Los atentados terroristas contra Estados Unidos ocurridos el 11 de septiembre de 2001 volvieron a suscitar dudas sobre la tesis del fin de la historia, esta vez con el argumento de que estamos presenciando un «choque de civilizaciones» (por utilizar la expresión de Samuel P. Huntington) entre Occidente y el islam. Creo que estos sucesos no prueban nada semejante y que el radicalismo islámico impulsor de tales atentados se reduce a un desesperado núcleo de resistencia que, con el tiempo, quedará sofocado por la corriente, más generalizada, de la modernización.
A lo que sí apuntan tales sucesos, sin embargo, es al hecho de que la ciencia y la tecnología, de las que surge el mundo moderno, representan en sí mismas los principales puntos débiles de nuestra civilización.
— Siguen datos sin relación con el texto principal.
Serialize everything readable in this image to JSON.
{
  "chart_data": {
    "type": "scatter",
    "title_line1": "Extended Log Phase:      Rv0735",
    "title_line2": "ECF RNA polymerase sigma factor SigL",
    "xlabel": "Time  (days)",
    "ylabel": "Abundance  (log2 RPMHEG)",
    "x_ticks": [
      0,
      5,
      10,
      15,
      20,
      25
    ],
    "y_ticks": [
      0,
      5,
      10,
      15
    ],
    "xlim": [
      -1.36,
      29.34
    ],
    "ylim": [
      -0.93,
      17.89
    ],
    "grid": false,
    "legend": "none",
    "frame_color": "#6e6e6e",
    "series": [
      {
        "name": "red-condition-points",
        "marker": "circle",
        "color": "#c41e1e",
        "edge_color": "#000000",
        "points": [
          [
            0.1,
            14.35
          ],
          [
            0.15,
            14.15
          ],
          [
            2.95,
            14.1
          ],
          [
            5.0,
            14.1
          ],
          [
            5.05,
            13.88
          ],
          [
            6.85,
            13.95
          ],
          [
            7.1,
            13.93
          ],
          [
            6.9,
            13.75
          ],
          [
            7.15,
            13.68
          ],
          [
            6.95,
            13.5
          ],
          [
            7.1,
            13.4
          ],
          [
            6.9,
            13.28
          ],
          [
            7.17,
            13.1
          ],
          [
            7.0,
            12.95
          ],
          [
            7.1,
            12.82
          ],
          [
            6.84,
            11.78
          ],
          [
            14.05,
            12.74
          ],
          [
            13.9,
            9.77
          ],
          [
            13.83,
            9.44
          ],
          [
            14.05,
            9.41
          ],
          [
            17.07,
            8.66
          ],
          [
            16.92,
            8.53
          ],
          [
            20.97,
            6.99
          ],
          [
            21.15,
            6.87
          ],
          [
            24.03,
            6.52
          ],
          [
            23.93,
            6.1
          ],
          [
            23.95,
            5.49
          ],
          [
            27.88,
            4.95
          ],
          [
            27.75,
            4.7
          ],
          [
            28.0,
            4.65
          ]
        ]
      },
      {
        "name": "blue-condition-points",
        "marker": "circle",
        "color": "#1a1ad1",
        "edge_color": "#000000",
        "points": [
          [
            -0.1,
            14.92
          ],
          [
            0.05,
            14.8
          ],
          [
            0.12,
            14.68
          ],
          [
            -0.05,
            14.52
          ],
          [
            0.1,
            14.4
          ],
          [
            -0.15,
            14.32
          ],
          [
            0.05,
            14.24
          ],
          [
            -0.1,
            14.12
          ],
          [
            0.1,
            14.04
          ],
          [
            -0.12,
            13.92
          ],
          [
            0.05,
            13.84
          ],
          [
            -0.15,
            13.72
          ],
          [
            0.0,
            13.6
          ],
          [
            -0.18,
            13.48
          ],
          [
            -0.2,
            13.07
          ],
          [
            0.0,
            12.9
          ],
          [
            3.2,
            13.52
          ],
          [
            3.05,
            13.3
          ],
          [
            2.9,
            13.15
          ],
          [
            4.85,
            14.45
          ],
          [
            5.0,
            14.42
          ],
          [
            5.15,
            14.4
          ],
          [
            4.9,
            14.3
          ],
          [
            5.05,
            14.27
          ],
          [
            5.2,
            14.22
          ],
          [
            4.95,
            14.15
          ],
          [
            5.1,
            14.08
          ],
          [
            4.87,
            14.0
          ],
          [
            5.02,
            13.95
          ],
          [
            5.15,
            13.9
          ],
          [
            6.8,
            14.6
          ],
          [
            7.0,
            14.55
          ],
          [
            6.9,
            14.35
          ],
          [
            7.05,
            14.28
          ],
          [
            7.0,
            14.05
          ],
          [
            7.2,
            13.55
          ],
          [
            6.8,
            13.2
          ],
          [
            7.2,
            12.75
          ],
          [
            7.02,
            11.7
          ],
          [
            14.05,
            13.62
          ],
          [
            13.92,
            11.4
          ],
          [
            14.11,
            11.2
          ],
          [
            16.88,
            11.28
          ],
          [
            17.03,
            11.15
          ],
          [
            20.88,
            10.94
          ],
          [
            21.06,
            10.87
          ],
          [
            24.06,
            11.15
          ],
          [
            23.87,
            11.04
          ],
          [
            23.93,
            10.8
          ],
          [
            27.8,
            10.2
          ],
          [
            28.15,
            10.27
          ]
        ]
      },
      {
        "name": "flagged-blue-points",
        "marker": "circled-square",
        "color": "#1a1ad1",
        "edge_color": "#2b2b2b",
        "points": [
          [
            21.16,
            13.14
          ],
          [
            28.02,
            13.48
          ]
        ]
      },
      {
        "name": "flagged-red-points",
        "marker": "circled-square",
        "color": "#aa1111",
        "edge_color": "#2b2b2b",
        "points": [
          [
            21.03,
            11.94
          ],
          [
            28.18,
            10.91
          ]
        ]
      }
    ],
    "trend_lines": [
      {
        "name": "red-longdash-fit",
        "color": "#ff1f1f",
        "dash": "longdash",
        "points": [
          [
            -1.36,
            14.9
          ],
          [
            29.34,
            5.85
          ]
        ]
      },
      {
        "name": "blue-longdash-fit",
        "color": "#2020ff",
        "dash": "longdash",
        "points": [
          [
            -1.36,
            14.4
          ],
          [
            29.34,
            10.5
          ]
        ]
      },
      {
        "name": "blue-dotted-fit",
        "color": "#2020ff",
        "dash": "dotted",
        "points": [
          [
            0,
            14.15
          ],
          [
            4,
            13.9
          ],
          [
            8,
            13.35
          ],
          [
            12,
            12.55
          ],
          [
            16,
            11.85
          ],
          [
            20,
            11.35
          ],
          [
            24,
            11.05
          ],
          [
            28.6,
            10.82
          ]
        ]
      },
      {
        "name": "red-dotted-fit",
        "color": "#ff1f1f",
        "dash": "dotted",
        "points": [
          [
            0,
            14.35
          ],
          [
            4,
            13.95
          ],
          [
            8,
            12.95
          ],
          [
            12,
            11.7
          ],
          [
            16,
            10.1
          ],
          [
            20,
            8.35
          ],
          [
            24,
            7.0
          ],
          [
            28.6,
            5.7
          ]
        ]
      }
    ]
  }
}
Aviones de pasajeros, rascacielos y laboratorios de biología —todos ellos símbolos de modernidad— se utilizaron como armas en un golpe de malévolo ingenio. La presente obra no trata sobre las armas biológicas, pero la aparición del bioterrorismo como amenaza real indica la necesidad, esbozada a grandes rasgos en este libro, de un mayor control político sobre los usos de la ciencia y la tecnología.
Son muchas, huelga decirlo, las personas que me han ayudado en este proyecto y a las que quisiera manifestar mi agradecimiento. Entre ellas están David Armor, Larry Arnhart, Scott Barrett, Peter Berkowitz, Mary Cannon, Steve Clemons, Eric Cohen, Mark Cordover, Richard Doerflinger, Bill Drake, Terry Eastland, Robin Fox, Hillel Fradkin, Andrew Franklin, Franco Furger, Jonathan Galassi, Tony Gilland, Richard Hassing, Richard Hayes, George Holmgren, Leon Kass, Bill Kristol, Jay Lefkowitz, Mark Lilia, Michael Lind, Michael McGuire, David Prentice, Gary Schmitt, Abram Shulsky, Gregory Stock, Richard Velkley, Caroline Wagner, Mark Wheat, Edward O. Wilson, Adam Wolfson y Robert Wright. Estoy sumamente agradecido a mi agente literaria, Esther Newberg, y a todos los miembros de International Creative Management que me han ayudado a lo largo de los años. Mis ayudantes de investigación, Mike Curtis, Ben Allen, Christine Pommerening, Sanjay Marwah y Brian Grow, prestaron una ayuda inestimable. Cynthia Paddock, mi ayudante para todo, colaboró en la realización final del manuscrito. Como siempre mi esposa, Laura, comentó atentamente el manuscrito, aportando sus firmes puntos de vista sobre algunas cuestiones.